(Reuters) -The United Auto Workers (UAW) union said on Wednesday that about 3,900 of its members working at Mack Trucks ratified a new five-year contract, ending a month-long strike at the Volvo Group-owned company.
The move comes after union workers overwhelmingly rejected a tentative deal in October that included a 19% pay raise and a $3,500 ratification bonus, complaining that the raise was too small to keep up with inflation.
Mack Trucks said that under the new contract, the average wage increase over five years would be 36%, with an average immediate raise for all covered employees of nearly 15%.
For employees not yet at the top rate, which represents nearly half the total workforce, the average pay hike over five years would be 55%, with an average immediate wage increase of more than 20%, the company said in an emailed statement on Thursday.
“After 39 days on strike, UAW members at Mack Trucks have voted by 93% to ratify their new contract with significant local improvements,” the union said in a post on messaging platform X, previously known as Twitter.
Mack Trucks said the new contract covered its employees at facilities in Pennsylvania, Maryland and Florida.
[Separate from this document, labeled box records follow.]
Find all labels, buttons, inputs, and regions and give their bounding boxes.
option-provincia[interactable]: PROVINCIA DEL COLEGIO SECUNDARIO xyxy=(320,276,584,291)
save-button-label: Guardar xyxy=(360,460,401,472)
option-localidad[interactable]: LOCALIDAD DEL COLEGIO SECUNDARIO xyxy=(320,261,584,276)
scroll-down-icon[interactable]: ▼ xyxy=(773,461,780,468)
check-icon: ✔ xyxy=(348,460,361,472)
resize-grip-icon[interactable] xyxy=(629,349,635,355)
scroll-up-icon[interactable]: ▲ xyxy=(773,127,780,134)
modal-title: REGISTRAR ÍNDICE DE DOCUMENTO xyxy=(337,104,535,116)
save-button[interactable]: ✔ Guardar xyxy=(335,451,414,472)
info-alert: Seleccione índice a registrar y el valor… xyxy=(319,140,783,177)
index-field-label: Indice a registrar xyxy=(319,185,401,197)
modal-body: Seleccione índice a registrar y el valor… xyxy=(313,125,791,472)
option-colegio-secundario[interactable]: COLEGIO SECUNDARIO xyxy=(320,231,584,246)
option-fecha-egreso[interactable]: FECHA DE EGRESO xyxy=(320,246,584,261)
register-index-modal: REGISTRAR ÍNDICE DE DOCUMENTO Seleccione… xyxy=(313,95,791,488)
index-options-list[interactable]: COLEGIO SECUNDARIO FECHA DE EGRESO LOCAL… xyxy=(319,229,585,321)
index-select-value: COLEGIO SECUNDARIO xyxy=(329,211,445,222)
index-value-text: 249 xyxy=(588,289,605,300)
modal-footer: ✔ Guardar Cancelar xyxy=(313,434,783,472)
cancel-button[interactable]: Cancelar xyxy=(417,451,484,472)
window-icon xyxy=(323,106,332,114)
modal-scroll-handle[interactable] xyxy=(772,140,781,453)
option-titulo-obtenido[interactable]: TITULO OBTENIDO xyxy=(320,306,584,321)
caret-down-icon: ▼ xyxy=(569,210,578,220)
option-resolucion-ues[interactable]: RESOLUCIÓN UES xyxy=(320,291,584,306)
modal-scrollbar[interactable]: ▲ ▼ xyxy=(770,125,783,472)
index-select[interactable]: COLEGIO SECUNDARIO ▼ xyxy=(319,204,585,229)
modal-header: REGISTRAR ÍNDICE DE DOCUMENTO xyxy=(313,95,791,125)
The deal comes as the UAW is in the midst of labor ratification votes at Detroit’s Big Three automakers, where workers went on strike for more than six weeks seeking better wages, working conditions and cost-of-living adjustments.
General Motors’ tentative labor deal with the union closed in on ratification as the votes were counted on Wednesday. Voting at Ford and Stellantis is still underway, and workers at both companies were favoring ratification by comfortable margins.
Mack Trucks, which was bought by Volvo in 2000, is one of North America’s largest makers of medium-duty and heavy-duty trucks.